Emlyn beat this thought down. Donovan, she knew, was a good person. In his case, it was not faked. It was one of the things that attracted her. Perhaps if she became close to him she would learn how to be like that, or at least to imitate goodness more easily.

She said, “Donovan, I’m surprised you want to be a party to this.”

He nodded. “Me, too. Actually, I had plenty of other ideas, but Jack and Maris and Lovell didn’t think much of them.”

Emlyn respected the opinions of Jack and Maris. Therefore Donovan’s ideas had been second-rate. But she said courteously, “What were they?”

“Well, last year’s senior class managed to get two llamas up there,” said Donovan, tickled by this memory, “and so I was thinking we could do a cow.”

“Staying with animals,” said Emlyn encouragingly.

“And the year before that, they got the chassis of an old Camaro up there, and I was thinking we could do the vice principal’s Miata.”

“Cars are nice,” agreed Emlyn. She knew where the vice principal kept her purse and car keys, and it would be the work of a minute to obtain these.

“Or,” said Donovan, “I was thinking maybe the principal’s desk. Put it on a hoist, you know, let it swing. Papers flying. Maybe hang the chair, too, and a filing cabinet.”

“That has possibilities,” said Emlyn.

“No, it doesn’t,” said Jack. “Every senior class has done either an animal or a car or something that belongs to the administration. I mean, boring. Our class has to do something really really really special.” He gave a tight, little, excited-with-himself smile and opened a folder.

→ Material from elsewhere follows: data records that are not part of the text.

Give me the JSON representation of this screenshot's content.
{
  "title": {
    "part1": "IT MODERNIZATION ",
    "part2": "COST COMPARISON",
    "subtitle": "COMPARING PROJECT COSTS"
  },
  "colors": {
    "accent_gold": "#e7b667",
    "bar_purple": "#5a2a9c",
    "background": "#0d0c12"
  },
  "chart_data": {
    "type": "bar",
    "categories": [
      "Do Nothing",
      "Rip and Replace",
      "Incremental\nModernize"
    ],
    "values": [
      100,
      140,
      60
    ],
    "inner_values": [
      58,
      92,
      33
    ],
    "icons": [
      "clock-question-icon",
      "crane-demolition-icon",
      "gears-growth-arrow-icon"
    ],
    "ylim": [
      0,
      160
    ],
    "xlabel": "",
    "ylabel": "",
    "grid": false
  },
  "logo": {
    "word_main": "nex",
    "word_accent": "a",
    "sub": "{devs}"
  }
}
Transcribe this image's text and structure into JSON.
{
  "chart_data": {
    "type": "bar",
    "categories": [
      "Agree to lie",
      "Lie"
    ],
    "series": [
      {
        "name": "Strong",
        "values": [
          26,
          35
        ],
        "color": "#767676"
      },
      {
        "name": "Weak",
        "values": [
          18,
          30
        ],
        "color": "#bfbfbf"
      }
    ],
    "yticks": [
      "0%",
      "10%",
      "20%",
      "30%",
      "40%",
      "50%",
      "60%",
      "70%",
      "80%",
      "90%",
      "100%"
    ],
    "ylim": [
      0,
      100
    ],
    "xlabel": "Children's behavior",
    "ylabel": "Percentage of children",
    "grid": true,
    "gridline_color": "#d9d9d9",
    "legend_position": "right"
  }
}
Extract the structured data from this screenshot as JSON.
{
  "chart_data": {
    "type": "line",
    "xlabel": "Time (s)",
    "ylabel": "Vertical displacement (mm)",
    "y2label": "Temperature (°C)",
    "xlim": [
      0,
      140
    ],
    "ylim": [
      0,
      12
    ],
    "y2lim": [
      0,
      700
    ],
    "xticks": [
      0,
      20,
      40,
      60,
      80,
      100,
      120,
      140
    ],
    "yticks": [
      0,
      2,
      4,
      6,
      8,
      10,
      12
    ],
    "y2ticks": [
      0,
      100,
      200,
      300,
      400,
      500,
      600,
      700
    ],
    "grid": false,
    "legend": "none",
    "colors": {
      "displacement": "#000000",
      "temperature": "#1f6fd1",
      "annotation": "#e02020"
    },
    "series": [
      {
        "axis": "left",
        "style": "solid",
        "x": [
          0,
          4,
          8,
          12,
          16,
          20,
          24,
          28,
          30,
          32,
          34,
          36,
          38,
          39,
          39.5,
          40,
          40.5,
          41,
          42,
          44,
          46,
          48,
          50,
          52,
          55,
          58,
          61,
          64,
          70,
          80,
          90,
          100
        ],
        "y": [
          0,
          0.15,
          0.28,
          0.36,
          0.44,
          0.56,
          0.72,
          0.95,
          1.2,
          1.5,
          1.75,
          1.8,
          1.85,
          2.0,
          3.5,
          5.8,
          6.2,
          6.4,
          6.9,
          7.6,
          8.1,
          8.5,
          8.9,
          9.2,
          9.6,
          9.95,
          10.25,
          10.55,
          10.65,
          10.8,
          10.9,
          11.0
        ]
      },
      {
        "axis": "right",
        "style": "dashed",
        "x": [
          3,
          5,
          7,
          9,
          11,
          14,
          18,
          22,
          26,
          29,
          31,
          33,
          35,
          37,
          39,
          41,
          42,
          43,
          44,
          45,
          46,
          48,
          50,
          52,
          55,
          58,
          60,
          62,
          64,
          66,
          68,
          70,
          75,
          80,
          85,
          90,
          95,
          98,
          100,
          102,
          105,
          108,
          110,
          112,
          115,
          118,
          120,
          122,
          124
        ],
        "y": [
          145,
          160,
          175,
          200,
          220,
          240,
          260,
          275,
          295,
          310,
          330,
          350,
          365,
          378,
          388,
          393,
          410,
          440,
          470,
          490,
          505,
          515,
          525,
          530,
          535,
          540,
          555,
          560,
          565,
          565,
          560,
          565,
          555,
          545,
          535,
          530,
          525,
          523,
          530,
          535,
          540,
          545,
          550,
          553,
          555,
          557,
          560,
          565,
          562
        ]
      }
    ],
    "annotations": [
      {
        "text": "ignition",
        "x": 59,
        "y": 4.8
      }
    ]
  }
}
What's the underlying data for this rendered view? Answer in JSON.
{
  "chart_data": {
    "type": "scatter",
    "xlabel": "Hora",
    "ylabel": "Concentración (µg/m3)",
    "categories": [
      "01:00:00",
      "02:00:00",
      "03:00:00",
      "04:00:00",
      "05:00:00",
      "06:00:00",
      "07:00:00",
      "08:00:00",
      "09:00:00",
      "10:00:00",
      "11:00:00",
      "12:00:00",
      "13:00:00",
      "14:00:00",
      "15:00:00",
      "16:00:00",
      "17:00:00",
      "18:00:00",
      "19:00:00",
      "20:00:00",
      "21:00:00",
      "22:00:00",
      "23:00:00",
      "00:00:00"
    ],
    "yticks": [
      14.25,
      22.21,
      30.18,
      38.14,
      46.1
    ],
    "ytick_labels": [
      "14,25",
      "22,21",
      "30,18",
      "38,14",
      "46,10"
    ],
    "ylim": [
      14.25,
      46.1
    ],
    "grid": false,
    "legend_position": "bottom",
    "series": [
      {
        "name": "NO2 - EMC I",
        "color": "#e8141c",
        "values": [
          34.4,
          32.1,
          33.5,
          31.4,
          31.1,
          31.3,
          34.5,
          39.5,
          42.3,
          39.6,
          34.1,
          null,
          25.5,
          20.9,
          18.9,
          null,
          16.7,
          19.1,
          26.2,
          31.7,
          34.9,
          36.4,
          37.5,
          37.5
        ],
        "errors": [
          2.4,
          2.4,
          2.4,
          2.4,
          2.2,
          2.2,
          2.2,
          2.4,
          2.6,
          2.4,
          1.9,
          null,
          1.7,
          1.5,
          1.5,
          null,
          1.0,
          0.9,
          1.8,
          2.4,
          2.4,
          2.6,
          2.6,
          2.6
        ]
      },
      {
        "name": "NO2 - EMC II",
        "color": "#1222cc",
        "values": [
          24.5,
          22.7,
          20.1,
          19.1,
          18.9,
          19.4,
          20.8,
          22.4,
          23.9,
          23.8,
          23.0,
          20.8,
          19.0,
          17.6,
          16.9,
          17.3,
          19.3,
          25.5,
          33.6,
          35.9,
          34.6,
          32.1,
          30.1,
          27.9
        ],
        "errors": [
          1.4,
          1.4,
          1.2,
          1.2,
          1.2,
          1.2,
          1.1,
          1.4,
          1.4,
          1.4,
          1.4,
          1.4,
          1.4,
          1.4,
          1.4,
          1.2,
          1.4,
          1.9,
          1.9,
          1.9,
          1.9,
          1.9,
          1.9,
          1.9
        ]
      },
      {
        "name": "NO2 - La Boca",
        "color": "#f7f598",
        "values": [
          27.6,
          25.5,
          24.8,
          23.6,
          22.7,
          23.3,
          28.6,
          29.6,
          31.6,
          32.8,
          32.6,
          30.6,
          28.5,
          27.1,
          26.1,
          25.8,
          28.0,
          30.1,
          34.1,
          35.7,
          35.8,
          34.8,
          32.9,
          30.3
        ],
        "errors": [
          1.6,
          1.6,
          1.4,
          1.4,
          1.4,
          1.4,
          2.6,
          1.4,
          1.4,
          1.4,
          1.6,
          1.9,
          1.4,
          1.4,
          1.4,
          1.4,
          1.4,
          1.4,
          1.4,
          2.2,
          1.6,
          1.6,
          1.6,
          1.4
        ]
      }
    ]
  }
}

Inside lay drawings and photographs. He removed a postcard and handed it to Emlyn. She could actually see his fingerprints on it. Emlyn held the postcard neatly between her two palms, leaving no prints.

She loved getting away even with that. She loved the image of the FBI finding this, trying to call it evidence, but never able to prove that Emlyn had held it.

Like most of her fantasies, it was ridiculous, and she knew it and laughed at herself—but only half laughed.

The postcard was from the museum gift shop. It was in color. Its background was a dark, gleaming room with stone and pillars. Resting on a granite base about three feet high was a heavy wooden slab about five feet long. A glass case like an aquarium was fastened to the wood.

Inside the case lay a mummy.

Emlyn knew the mummy well. Her parents were Friends of the Museum, and Emlyn had spent many rainy Sunday afternoons putting up with dull exhibits so that eventually she could stand next to the mummy and think about the three thousand years in which that mummy had stared at a ceiling.

The mummy was straight and slim, rounded where her arms were tucked, and running smoothly down to the triangle of her protruding feet. Her wrappings were intricately woven in basket-weave layers, and over the centuries had taken on a stained look, as if people had spilled tea over her. Partly covered by the wrappings was a face mask, painted on papier-mâché made of papyrus.

Beautiful sad dark eyes and the lovely soft mouth of a young girl looked up into eternity. The mummy wore an intricate necklace of blue paint and gold leaf, and the terrifying amulet on her forehead was a glittering, many-legged beetle.